“Last spring, I wrote that we should let people choose,” he says. But newer research has changed his mind. In fact, he says, giving people complete freedom to choose whether and when they work from home could have serious ramifications.
“If you look at who wants to work from home, it’s not random. People with disabilities, people with children and women all tend to have a higher preference for more days working from home. What could happen, if you let people choose, is that young ambitious single men who don’t want to work from home come into the office and charge ahead. Women who are at home with children fall behind, and don’t get promoted. A few years down the line, there’s a lack of diversity in leadership.”
As comfortable as many have become using tools like Zoom and Slack to stay connected to colleagues over the last year, Bloom believes having some members of a team working remotely while others come to the office will inevitably disadvantage those working from home. “Anyone who’s ever tried to join in on Zoom with a group of people who are in the room together knows how hard it is,” he says. “It leads to a two-track system of insiders and outsiders.”
The simple solution, says Bloom, is to keep everyone on the same kind of schedule. “Either everyone works from home, everyone comes in, or everyone on the whole team – including the managers – works from home two days a week.”

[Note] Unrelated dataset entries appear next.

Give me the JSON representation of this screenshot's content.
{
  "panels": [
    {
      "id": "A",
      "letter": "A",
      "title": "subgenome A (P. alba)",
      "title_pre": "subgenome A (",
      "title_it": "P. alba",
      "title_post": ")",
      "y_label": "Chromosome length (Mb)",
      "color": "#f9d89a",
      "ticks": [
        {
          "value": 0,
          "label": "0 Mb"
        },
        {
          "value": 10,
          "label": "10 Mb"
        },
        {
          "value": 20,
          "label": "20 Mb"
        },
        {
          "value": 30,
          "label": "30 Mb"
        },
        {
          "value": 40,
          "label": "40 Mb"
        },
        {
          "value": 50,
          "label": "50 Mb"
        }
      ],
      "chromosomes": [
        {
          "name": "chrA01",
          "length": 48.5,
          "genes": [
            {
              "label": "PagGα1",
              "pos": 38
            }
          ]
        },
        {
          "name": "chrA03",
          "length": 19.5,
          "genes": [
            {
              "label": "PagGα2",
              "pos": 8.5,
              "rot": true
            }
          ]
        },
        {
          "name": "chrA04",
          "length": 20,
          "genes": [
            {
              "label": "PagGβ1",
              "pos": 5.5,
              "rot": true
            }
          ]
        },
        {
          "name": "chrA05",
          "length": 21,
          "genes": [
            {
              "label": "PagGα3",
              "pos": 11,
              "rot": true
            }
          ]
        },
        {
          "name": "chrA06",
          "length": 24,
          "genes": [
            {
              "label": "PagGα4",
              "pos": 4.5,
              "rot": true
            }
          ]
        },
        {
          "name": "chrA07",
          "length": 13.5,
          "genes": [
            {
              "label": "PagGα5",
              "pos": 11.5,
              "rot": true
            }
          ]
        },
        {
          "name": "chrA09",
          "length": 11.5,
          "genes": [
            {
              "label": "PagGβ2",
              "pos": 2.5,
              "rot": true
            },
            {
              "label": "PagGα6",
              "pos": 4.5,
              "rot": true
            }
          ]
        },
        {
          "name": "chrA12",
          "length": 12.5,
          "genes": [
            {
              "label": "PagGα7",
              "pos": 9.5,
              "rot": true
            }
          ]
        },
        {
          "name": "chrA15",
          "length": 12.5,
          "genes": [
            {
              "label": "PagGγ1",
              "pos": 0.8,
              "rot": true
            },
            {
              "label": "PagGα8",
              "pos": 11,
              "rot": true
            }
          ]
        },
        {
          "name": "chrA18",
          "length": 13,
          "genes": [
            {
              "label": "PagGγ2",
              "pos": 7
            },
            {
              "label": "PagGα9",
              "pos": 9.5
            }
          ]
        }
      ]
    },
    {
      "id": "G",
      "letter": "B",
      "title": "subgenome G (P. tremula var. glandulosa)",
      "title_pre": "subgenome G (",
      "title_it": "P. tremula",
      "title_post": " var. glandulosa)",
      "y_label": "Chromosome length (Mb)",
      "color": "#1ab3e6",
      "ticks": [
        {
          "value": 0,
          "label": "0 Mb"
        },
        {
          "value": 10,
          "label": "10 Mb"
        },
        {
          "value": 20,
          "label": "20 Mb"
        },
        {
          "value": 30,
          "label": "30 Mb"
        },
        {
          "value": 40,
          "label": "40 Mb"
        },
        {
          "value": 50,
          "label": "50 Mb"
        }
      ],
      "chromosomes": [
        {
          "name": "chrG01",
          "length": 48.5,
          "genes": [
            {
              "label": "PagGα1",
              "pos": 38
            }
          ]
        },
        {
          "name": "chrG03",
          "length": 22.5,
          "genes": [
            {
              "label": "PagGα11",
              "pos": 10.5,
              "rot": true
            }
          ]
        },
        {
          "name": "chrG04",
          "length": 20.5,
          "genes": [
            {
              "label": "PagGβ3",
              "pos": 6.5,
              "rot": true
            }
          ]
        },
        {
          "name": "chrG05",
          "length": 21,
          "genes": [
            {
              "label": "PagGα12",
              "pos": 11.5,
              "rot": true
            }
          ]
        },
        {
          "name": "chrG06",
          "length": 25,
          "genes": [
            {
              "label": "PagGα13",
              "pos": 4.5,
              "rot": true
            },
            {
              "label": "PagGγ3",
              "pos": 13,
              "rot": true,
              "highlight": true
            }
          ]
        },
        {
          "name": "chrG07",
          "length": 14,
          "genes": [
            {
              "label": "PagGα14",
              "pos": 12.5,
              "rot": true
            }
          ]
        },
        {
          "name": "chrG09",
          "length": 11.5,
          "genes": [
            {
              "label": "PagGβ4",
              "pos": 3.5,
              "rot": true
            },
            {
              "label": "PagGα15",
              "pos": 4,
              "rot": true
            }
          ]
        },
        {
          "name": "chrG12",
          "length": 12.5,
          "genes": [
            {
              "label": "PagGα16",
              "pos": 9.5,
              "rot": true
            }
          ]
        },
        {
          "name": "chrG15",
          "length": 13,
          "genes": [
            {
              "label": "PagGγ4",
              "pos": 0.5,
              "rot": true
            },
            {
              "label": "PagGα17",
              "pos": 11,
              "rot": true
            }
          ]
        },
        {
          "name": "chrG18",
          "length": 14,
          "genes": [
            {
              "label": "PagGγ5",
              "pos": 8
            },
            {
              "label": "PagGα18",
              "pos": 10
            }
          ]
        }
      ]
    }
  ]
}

The formation of ‘insider’ and ‘outsider’ groups can also be avoided by being deliberate about team building. There are a lot of effective ways to do that virtually, says Cristea. “I know a team that uses an online platform where you can play Risk or Settlers of Catan online together,” she says. “Anecdotally, this seems to work. Even if you’re not seeing people or talking regularly during the day, if you participate in group events, you’re making yourself visible and being part of the team.”
Cristea says the pandemic “has shown companies that remote work can be done” and she expects to see many industries transition to permanently working from home. There will be some kinks to iron out and a period of experimentation, she says, but “with the proper training for leadership and team members, this can work”.
It’s working very well for Ali. For the last few years, he’s been at a fully remote company, which he says has changed the promotion equation completely, and for the better. Not only is the playing field level, but with in-person happy hours and breakroom politics eliminated, the game is based entirely on merit.
“Ten years ago, getting promoted was just about being the most popular person on your team,” he says. “Now it’s like, well, if you’re all distributed, no one’s really popular. So, it’s going to be based on effort and skill, and how well you do your job – even if there’s no one watching you do it.”